Pindar was born at Thebes in Bæotia, about 521 years before Christ, and is distinguished at the “great father of lyric poetry.” He was early trained to music and poetry under Myrtis, a woman distinguished for her talents, and soon acquired a considerable reputation. Although five times vanquished in poetic contests with Corinna, a poetess of Tanagra, near Thebes, and who was also a pupil of Myrtis, he gained the prize at the olympic games, and was crowned in the presence of assembled Greece. His odes, which are all that remain of his writings, are much admired for “sublimity of sentiment, grandeur of expression, energy and magnificence of style, boldness of metaphor, harmony of numbers, and elegance of diction." Horace compares him to a river swollen by sudden rains overflowing its banks.

Travels of Anach, vol. VI. 153, Lon. ed.

Monte decurrens velut amnis, imbres
Quem super notas aluere ripas,
Fervet, immensusque ruit profundo

Pindarus ore.

Lib. 4. Car. 2

As when a river, swollen by sudden showers,
O'er it known banks, from some steep mountain pours,
So in profound, immeasurable song,
The deep mouth'd Pindar, foaming, pours along.

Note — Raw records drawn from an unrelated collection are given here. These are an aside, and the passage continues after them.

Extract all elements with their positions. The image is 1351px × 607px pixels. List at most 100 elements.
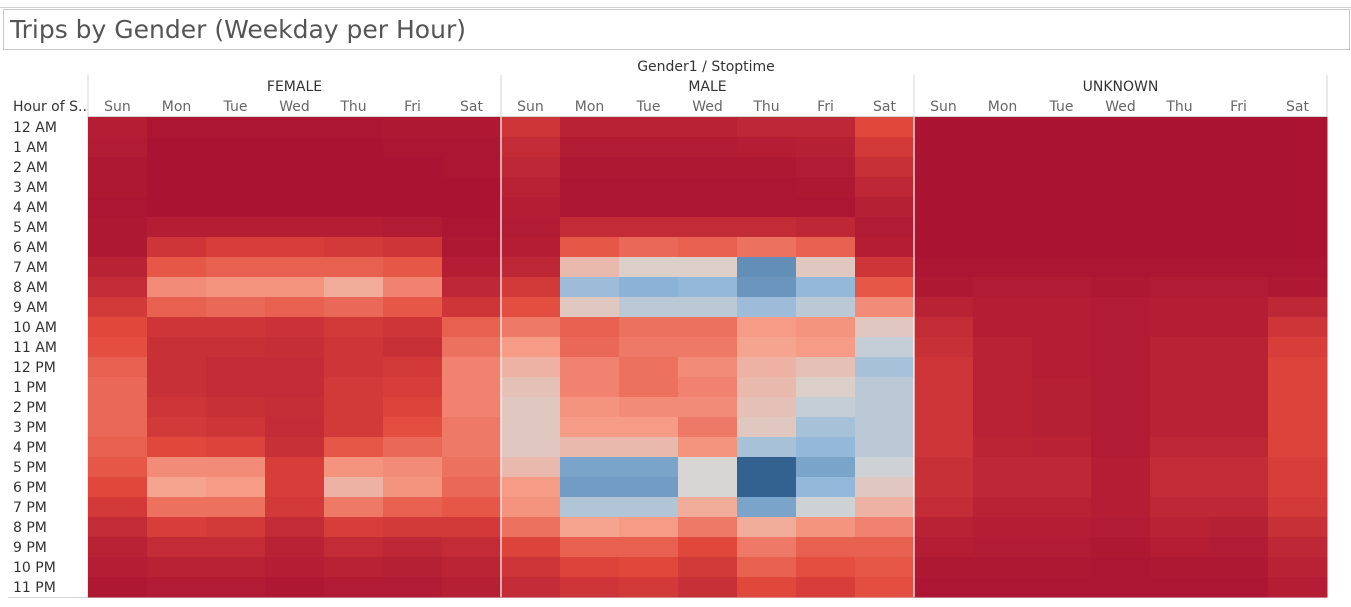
heatmap-cell	[1091, 377, 1151, 398]
heatmap-cell	[914, 177, 974, 198]
heatmap-cell	[914, 477, 974, 498]
heatmap-cell	[1150, 157, 1210, 178]
day-label-unknown-wed: Wed	[1105, 99, 1136, 115]
heatmap-cell	[501, 197, 561, 218]
heatmap-cell	[678, 317, 738, 338]
heatmap-cell	[796, 537, 856, 558]
heatmap-cell	[324, 497, 384, 518]
heatmap-cell	[1091, 557, 1151, 578]
top-rule	[0, 7, 1351, 8]
heatmap-cell	[914, 317, 974, 338]
heatmap-cell	[737, 397, 797, 418]
heatmap-cell	[1209, 557, 1269, 578]
heatmap-cell	[737, 497, 797, 518]
heatmap-cell	[88, 417, 148, 438]
heatmap-cell	[88, 437, 148, 458]
heatmap-cell	[678, 537, 738, 558]
hour-label: 1 AM	[13, 140, 48, 156]
heatmap-cell	[678, 397, 738, 418]
hour-label: 6 AM	[13, 240, 48, 256]
heatmap-cell	[619, 237, 679, 258]
hour-label: 10 AM	[13, 320, 57, 336]
heatmap-cell	[855, 577, 915, 598]
heatmap-cell	[1268, 157, 1328, 178]
heatmap-cell	[324, 317, 384, 338]
heatmap-cell	[560, 437, 620, 458]
heatmap-cell	[442, 257, 502, 278]
heatmap-cell	[383, 137, 443, 158]
heatmap-cell	[147, 457, 207, 478]
heatmap-cell	[442, 397, 502, 418]
heatmap-cell	[855, 297, 915, 318]
heatmap-cell	[265, 337, 325, 358]
heatmap-cell	[324, 357, 384, 378]
heatmap-cell	[737, 517, 797, 538]
heatmap-cell	[265, 197, 325, 218]
heatmap-cell	[206, 357, 266, 378]
heatmap-cell	[678, 457, 738, 478]
heatmap-cell	[1150, 257, 1210, 278]
heatmap-cell	[442, 317, 502, 338]
heatmap-cell	[1150, 217, 1210, 238]
heatmap-cell	[501, 577, 561, 598]
heatmap-cell	[1032, 117, 1092, 138]
heatmap-cell	[88, 197, 148, 218]
heatmap-cell	[914, 237, 974, 258]
heatmap-cell	[88, 137, 148, 158]
heatmap-cell	[501, 217, 561, 238]
day-label-unknown-thu: Thu	[1165, 99, 1192, 115]
heatmap-cell	[973, 257, 1033, 278]
heatmap-cell	[973, 477, 1033, 498]
heatmap-cell	[147, 237, 207, 258]
day-label-male-tue: Tue	[636, 99, 661, 115]
heatmap-cell	[324, 397, 384, 418]
heatmap-cell	[147, 557, 207, 578]
heatmap-cell	[501, 117, 561, 138]
heatmap-cell	[855, 537, 915, 558]
heatmap-cell	[265, 137, 325, 158]
heatmap-cell	[265, 557, 325, 578]
heatmap-cell	[560, 497, 620, 518]
heatmap-cell	[147, 337, 207, 358]
heatmap-cell	[501, 457, 561, 478]
heatmap-cell	[206, 537, 266, 558]
heatmap-cell	[147, 477, 207, 498]
heatmap-cell	[1091, 137, 1151, 158]
heatmap-cell	[324, 177, 384, 198]
heatmap-cell	[973, 337, 1033, 358]
heatmap-cell	[619, 377, 679, 398]
heatmap-cell	[619, 477, 679, 498]
heatmap-cell	[619, 217, 679, 238]
heatmap-cell	[324, 237, 384, 258]
heatmap-cell	[737, 577, 797, 598]
heatmap-cell	[88, 537, 148, 558]
heatmap-cell	[1268, 537, 1328, 558]
day-label-male-fri: Fri	[817, 99, 834, 115]
heatmap-cell	[973, 157, 1033, 178]
heatmap-cell	[1150, 517, 1210, 538]
heatmap-cell	[1032, 177, 1092, 198]
hour-label: 9 PM	[13, 540, 47, 556]
hour-label: 8 PM	[13, 520, 47, 536]
heatmap-cell	[324, 577, 384, 598]
heatmap-cell	[1091, 217, 1151, 238]
heatmap-cell	[560, 417, 620, 438]
heatmap-cell	[383, 537, 443, 558]
heatmap-cell	[619, 397, 679, 418]
heatmap-cell	[147, 197, 207, 218]
heatmap-cell	[973, 197, 1033, 218]
heatmap-cell	[973, 577, 1033, 598]
heatmap-cell	[501, 237, 561, 258]
heatmap-cell	[737, 557, 797, 578]
heatmap-cell	[147, 377, 207, 398]
heatmap-cell	[1268, 137, 1328, 158]
heatmap-cell	[1150, 557, 1210, 578]
heatmap-cell	[1268, 237, 1328, 258]
heatmap-cell	[560, 137, 620, 158]
heatmap-cell	[265, 277, 325, 298]
heatmap-cell	[1032, 397, 1092, 418]
hour-label: 9 AM	[13, 300, 48, 316]
heatmap-cell	[1268, 177, 1328, 198]
heatmap-cell	[442, 217, 502, 238]
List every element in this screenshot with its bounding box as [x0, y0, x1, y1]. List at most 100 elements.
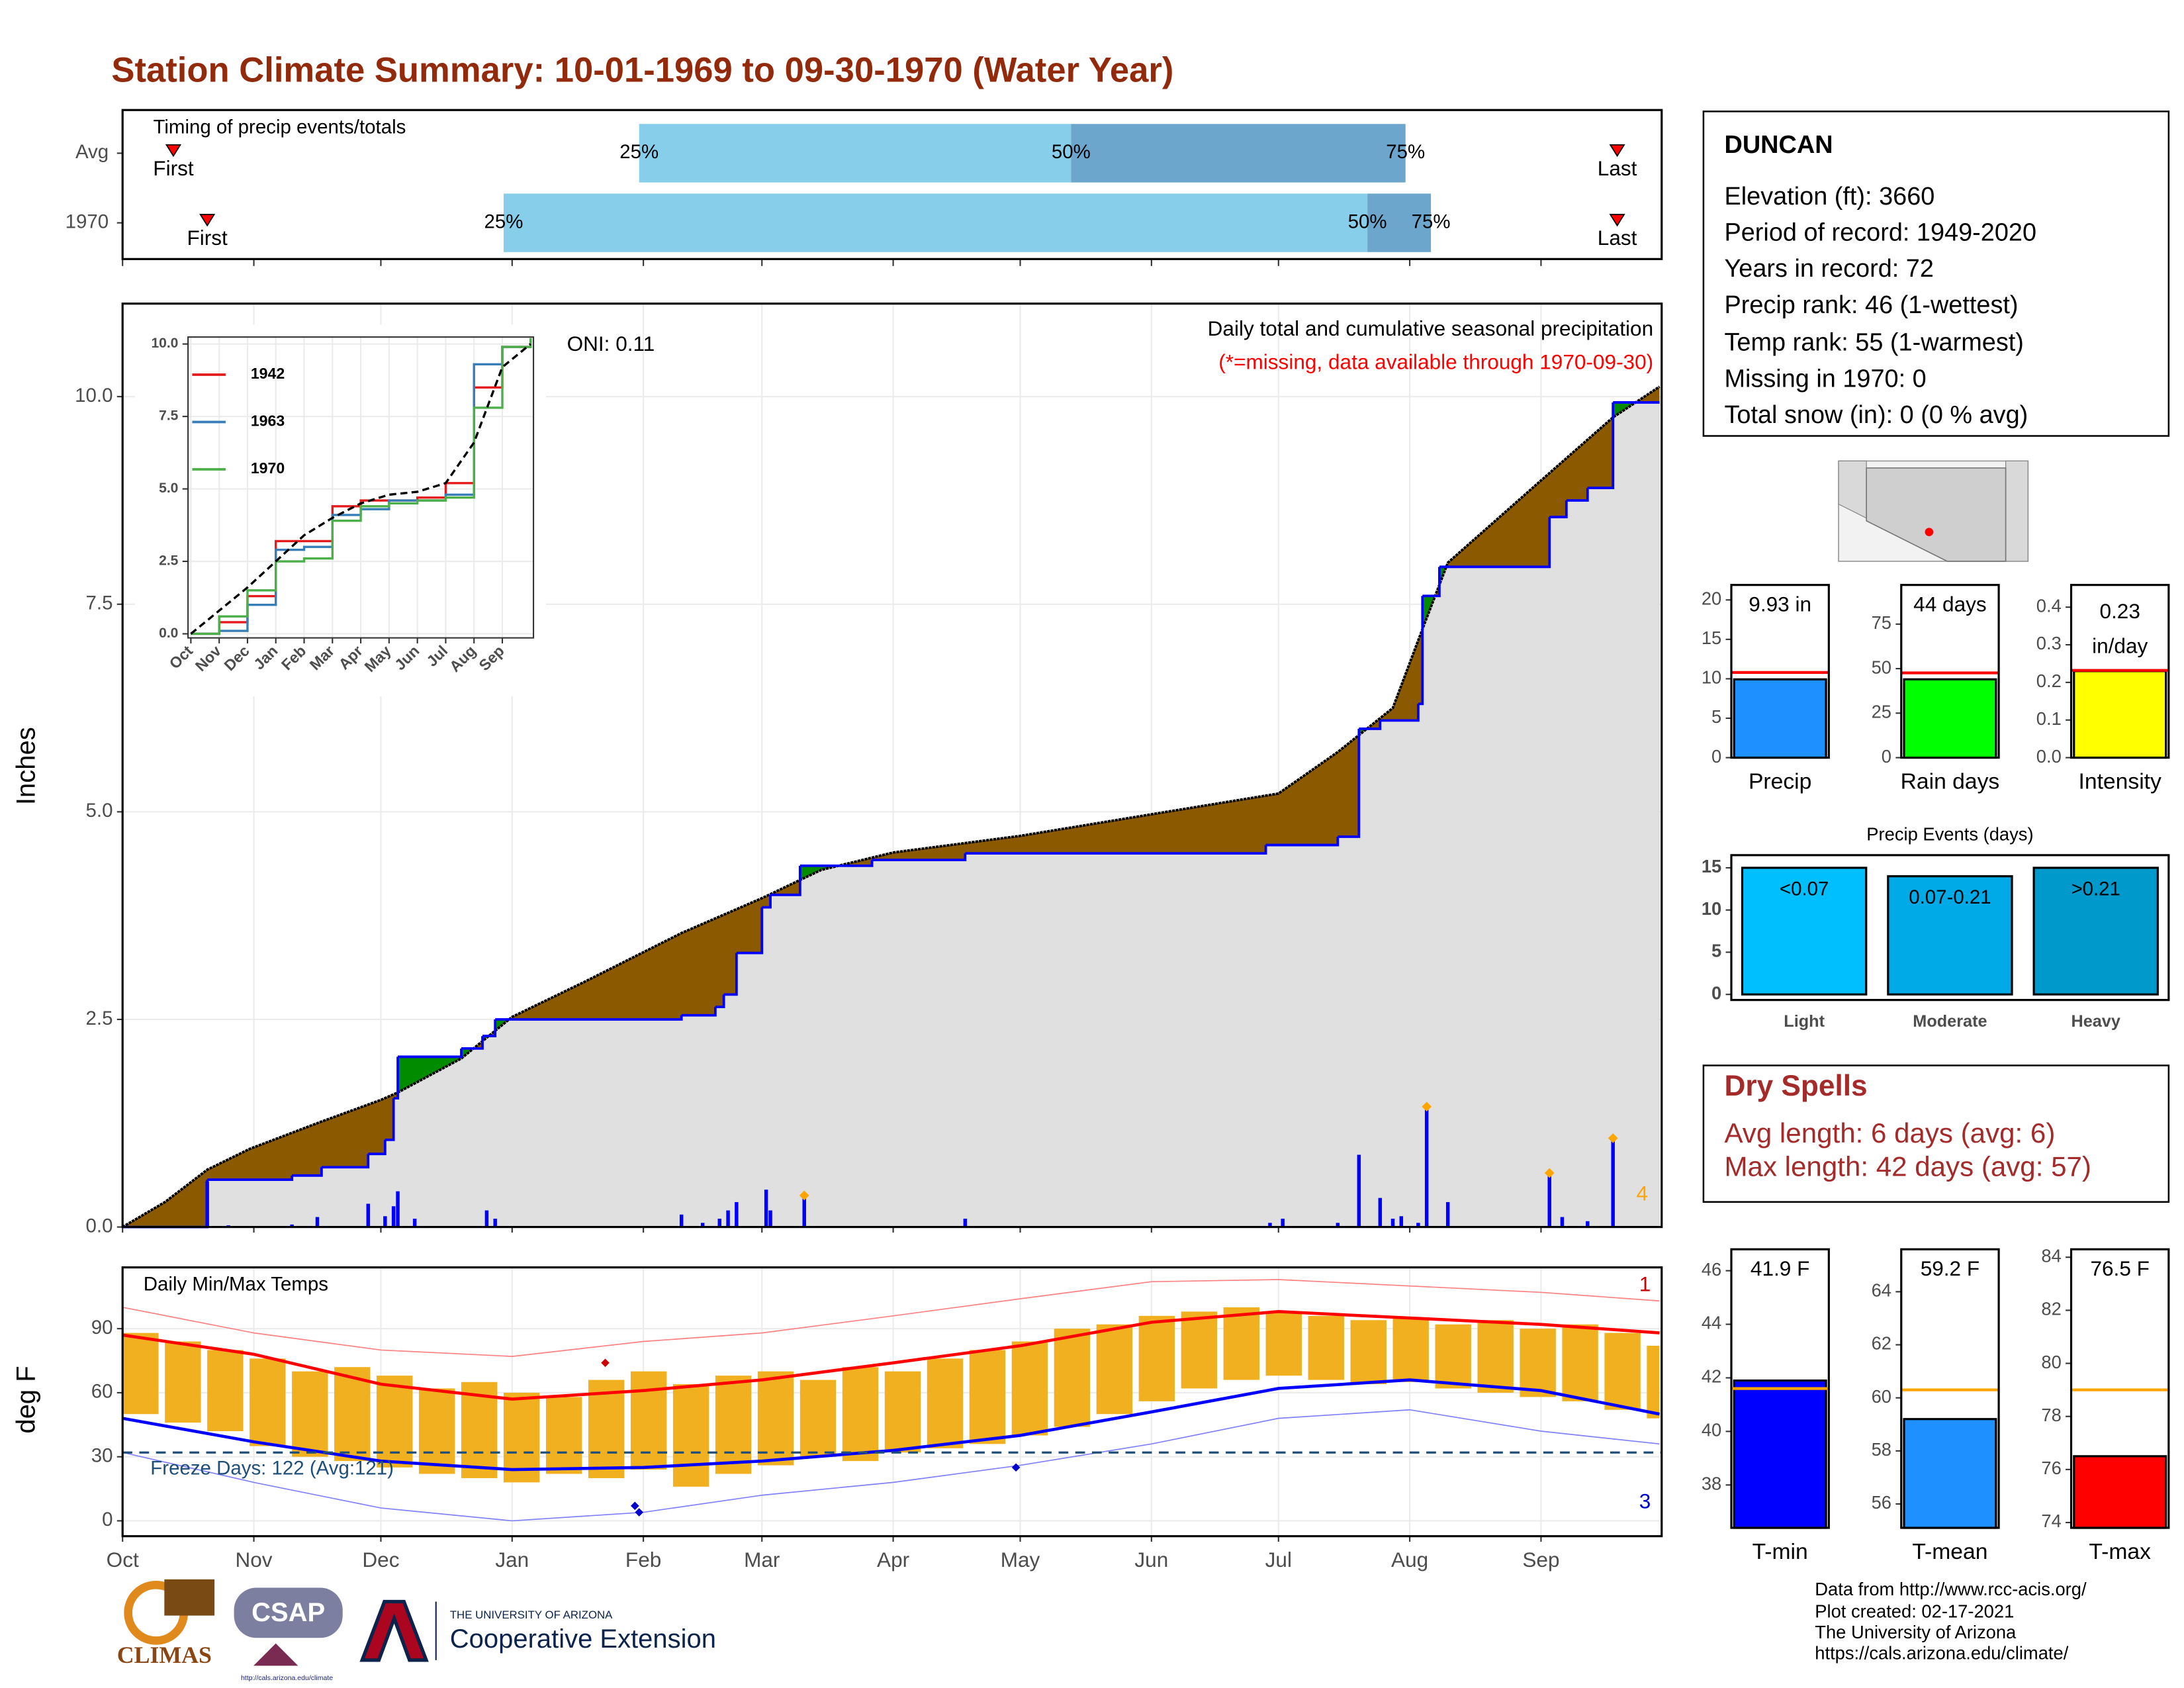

Pindar owed his fame principally to the hymns he composed in honor of the gods, or to celebrate the triumph of the victors in the public games. They were repeated before the most

crowded assemblies in the temples of Greece, and always re**ceived with enthusiasm. After the death of Pindar, à statue

was erected to him in the most public place of Thebes, and at the celebration of one of the Grecian festivals, a portion of the victim which had been offered in sacrifice, was reserved for his descendants. Alexander the great, out of respect to the poet, preserved the house which he had inhabited, and reduced the rest of the city of Thebes to ashes. Thus did the pride of victory render homage to the superiority of genius.

Pindar enjoyed the friendship of, and was patronised by, Theron of Agrigentum, and Hiero of Syracuse. They were two of the most celebrated and munificent princes of the age, and were distinguished for their liberality towards learned men. Pindar took frequent occasion to celebrate their praises in lofty strains, Of Theron he speaks as follows:

Ye choral hymns, harmonious lays,

Sweet rulers of the Lyric string!
What god, what hero's godlike praise,

What mortal shall we sing?
With Jove, with Pisa's guardian god
Begin, Omuse, the Olympic ode.

Alcides, Jove's heroic son,

The second honor claims;
Who offering up the spoils from Augeas won,

Establish'd to his sire the Olympic games;
When, bright in wreaths of conquest, Theron shone.

Then of victorious Theron sing,
Of Theron, hospitable, just and great!

Fam'd Agrigentum's honor'd king,
The prop and bulwark of the state;

A righteous prince! whose flowering virtues grace,
The venerable stem of his illustrious race.